Tuesday 24 November 2015

Interactive DataViz: Rock albums by the genre since 1960


Interactive DataViz here: http://wiki-rock.azurewebsites.net/top10-album-genres.html
Last week I presented a talk in #BuildStuffLT titled “From Power Chords to the Power of Models” which was a study of the Rock Music by the way of Data Mining, Mathematical Modelling and also Machine Learning. It is such a fun subject to explore, especially for me that Rock Music has been one of my passions since I was a kid.

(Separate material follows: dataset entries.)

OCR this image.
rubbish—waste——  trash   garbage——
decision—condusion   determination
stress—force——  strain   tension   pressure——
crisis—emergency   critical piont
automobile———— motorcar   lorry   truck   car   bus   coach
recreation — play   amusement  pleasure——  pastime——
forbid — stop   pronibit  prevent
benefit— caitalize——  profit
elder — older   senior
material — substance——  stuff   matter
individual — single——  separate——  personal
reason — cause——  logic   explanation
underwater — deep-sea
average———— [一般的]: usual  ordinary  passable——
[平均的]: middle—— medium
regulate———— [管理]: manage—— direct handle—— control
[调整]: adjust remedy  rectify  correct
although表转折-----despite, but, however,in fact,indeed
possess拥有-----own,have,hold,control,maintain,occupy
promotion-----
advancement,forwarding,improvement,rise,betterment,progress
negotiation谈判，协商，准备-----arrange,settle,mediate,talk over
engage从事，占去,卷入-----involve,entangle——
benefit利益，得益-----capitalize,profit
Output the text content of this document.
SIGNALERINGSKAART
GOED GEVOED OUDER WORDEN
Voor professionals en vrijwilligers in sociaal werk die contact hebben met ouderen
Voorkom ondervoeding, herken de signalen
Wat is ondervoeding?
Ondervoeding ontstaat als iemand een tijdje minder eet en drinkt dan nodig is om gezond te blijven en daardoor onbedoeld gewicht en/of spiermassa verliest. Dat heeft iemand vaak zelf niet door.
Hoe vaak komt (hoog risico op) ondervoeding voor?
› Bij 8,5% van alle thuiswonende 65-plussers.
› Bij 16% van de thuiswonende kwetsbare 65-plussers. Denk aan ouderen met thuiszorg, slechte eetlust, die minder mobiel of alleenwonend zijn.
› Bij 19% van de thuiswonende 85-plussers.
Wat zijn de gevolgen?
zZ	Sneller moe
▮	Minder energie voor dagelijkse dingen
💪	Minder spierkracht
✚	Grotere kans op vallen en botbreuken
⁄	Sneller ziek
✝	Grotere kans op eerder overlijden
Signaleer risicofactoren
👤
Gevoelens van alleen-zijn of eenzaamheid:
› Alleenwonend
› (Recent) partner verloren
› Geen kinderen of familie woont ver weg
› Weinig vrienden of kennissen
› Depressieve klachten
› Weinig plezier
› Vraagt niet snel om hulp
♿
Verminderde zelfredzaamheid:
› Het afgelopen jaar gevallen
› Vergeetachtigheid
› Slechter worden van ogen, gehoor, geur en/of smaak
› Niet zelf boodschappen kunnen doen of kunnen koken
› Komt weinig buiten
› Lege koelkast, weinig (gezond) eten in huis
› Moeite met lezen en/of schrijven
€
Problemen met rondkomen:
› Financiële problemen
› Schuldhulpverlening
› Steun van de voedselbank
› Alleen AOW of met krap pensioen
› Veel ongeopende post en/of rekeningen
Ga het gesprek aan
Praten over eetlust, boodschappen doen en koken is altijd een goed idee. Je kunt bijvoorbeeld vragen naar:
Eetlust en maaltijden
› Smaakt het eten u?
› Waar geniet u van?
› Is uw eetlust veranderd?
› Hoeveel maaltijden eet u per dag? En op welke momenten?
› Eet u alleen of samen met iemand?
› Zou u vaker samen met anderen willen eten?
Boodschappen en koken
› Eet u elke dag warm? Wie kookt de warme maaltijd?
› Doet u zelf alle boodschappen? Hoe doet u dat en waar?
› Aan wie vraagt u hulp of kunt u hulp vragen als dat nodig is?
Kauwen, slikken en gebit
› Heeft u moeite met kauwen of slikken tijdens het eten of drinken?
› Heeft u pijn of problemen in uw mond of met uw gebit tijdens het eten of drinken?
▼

The slides from the talk is available and the videos will be available soon (although my performance during the talk was suboptimal due to lack of sleep, a problem which seems to be shared by many at the event). BuildStuffLT is a great event, highly recommended if you have never been to. It is a software conference with known speakers such as Michael Feathers, Randy Shoup, Venkat Subramaniam, Pieter Hintjens and this year was the host of Melvin Conway (yeah, the visionary who came up with Conway’s law in 1968) with really mind stimulating talks. You also get a variety of other speakers with very interesting talks.

I will be presenting my talk in CodeMash 2016 so I cannot share all of the material yet but I think this interactive DataViz alone is many many slides in a single representation. I can see myself spending hours just looking at the trends and artist names and their album covers - yeah this is how much I love Rock Music and its history - but even for others this could be fun and also help you discover some new to listen to.

DataViz

This is an interactive percentage-based stacked area chart of top 10 genres in a year, since 1960, where Rock Music as we know it started to appear. That is a mouthful but basically for every year, top 10 genres selected so the dataset contains only those Rock (or related) genres that at some point were among the top 10 genres. You can access it here or simply clone GitHub repo (see below) and host your own.


The data was collected from Wikipedia by capturing Rock Albums and then processing their genres, finding top 10 in every year and then presenting in a chart - I am using Highcharts which is really powerful and simple to use and has a non-commercial license too. The data itself I have shared so you can run your own DataViz if you want to. The license for the data is of course Wikipedia’s, which covers these purposes.



I highly recommend you start with the Visualisation with “All Unselected” (Figure 2) and then select a genre and visualise its rise and fall in the history.


Then you can click on a point (year/genre) to list all albums of that genre for that year (Figure 3). Please note that even when the chart shows 0%, there could be some albums for that genre - which are from a year which that genre was not among the top 10 genres.

Looking at the data in a different way

Here is the 50 years of Rock (starting from 1965) with the selected albums:



Things to bear in mind

  • The data has been captured by capturing all albums for all links found in documents that traversed from the list of rock genres then to the artist pages. As far as I know, the list includes all albums by the major (and minor) rock artists - according to Wikipedia. If you find a missing album (or artist), please let me know.
  • Every album will contribute all its genres to the list. This means if it has genres “Blues Rock” and “Rock”, then it will be counted once for each of the its genres and you can find it if you look at both Rock or Blues Rock genres.
  • Data has some oddities, sometimes an album occurs more than once, mainly due to nuances of data in Wikipedia, there are multiple entries (URLs) for the same document, etc. Data has already been cleansed through many processes and these oddities do not materially change the results. In the future however, there are things that can be done remove these remaining oddities.
  • Again, it is highly recommended that you click the “Unselect All” button and click on the genres that you are interested one by one and explore the name of the albums.
  • Clicking “Select All” or “Unselect All” takes a bit too much time. I am sure it has an easy solution (turn rendering off when changing the state) but have not been able to find it. Expect your PRs!
  • There are some genres in the list which are not really Rock genres. These genres would have been mentioned alongside a rock genre in the album cover or had been a not-so-much-rock album by an otherwise Rock artist.

Code and Data

All code and data published in GitHub. Code uses Highchartsjs, knockoutjs and foundations UI framework. Have fun!